Advance tickets for Saturday evening’s performance are sold out. A wait list will begin at the door at 7:15pm.

This 4-night run is co-presented and co-commissioned by Danspace Project, Irish Arts Center, and Project Arts Centre, Dublin.

Tuesday night’s performance is followed by Q&A with Jean Butler and Danspace Executive Director Judy Hussie-Taylor.

Jean Butler’s last Danspace commission, hurry (2013), invoked the choreographer’s celebrated past in Irish Step Dance. Her new duet, this is an Irish dance, created with Belfast-based cellist Neil Martin further unearths her roots by returning to the relationship between live music and movement as the compositional departure point for the work.

Inspired by the interdependent relationship between music and dance and the formal spatial relationship between dancer and musician that characterizes her tradition, the piece explores the often-invisible interplay between dancer and musician in live performance. The movement and music, created simultaneously through improvisation during the piece’s development, raise questions about who is leading and who is following.

this is an Irish dance reveals a dialogue between music and movement, movement and sound, sound and space, space and sculpture, sculpture and body, body and instrument, cello and cellist, cellist and dancer, and ultimately a man and woman.

This evening runs approximately one hour.

Based in New York City, dancer and choreographer, Jean Butler is best known for originating the female principal roles and co-choreographing Riverdance The Show and Dancing on Dangerous Ground-the later of which which Anna Kisselgoff of the New York Times reviewed as “channeling Irish step dancing into genuine artistic expression.” Her current work, which bridges the gap between a culturally specific practice and a contemporary approach to dance making, has been commissioned by Danspace Project, The Project Arts Centre, and the Abbey Theatre.
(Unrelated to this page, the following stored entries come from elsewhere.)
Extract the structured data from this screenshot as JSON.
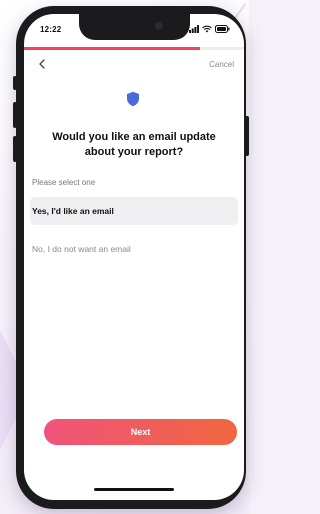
{
  "status_bar": {
    "time": "12:22",
    "icons": [
      "signal-icon",
      "wifi-icon",
      "battery-icon"
    ]
  },
  "progress": {
    "fraction": 0.8,
    "color": "#f0445a"
  },
  "nav": {
    "back_icon": "chevron-left-icon",
    "cancel_label": "Cancel"
  },
  "header_icon": {
    "name": "shield-icon",
    "color": "#4a6bd8"
  },
  "question": {
    "text": "Would you like an email update about your report?"
  },
  "helper_text": "Please select one",
  "options": [
    {
      "label": "Yes, I'd like an email",
      "selected": true
    },
    {
      "label": "No, I do not want an email",
      "selected": false
    }
  ],
  "next_button": {
    "label": "Next",
    "gradient_start": "#f0537a",
    "gradient_end": "#f0663e"
  }
}
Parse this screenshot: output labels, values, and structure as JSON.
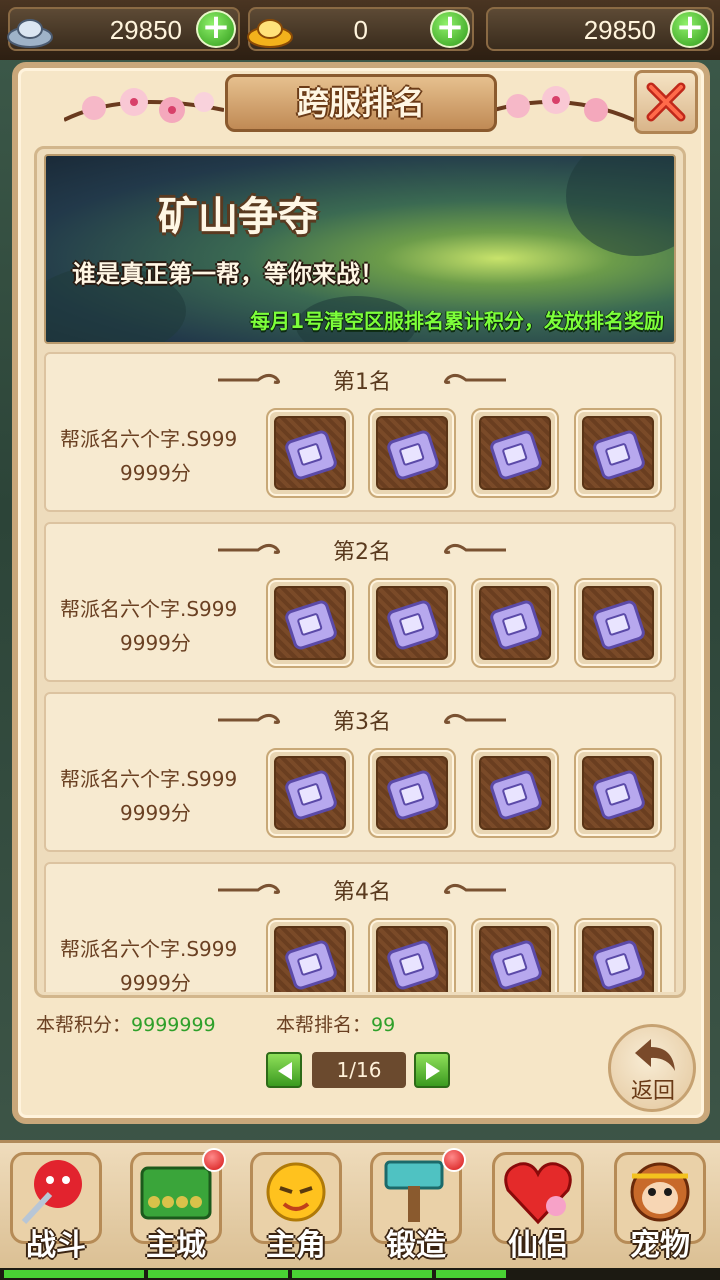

Butler is Assistant Professor of Irish Studies at Glucksman Ireland House at NYU.

Belfast-born composer Neil Martin’s output spans dance, opera, film, theatre, television, studio, choral, symphonic and chamber works. A cellist and uilleann piper, he has collaborated with a broad spectrum of artists including Sam Shepard, Stephen Rea, Barry Douglas, Bryn Terfel, Christy Moore, The Chieftains, The West Ocean String Quartet, The Dubliners, the London Symphony Orchestra and all the professional orchestras in Ireland. In his roles as producer, arranger, musical director and performer, he has contributed to more than one hundred albums and his music has been heard everywhere from Carnegie Hall to Mostar Bridge, and from the PalazzoVecchio to the International Space Station.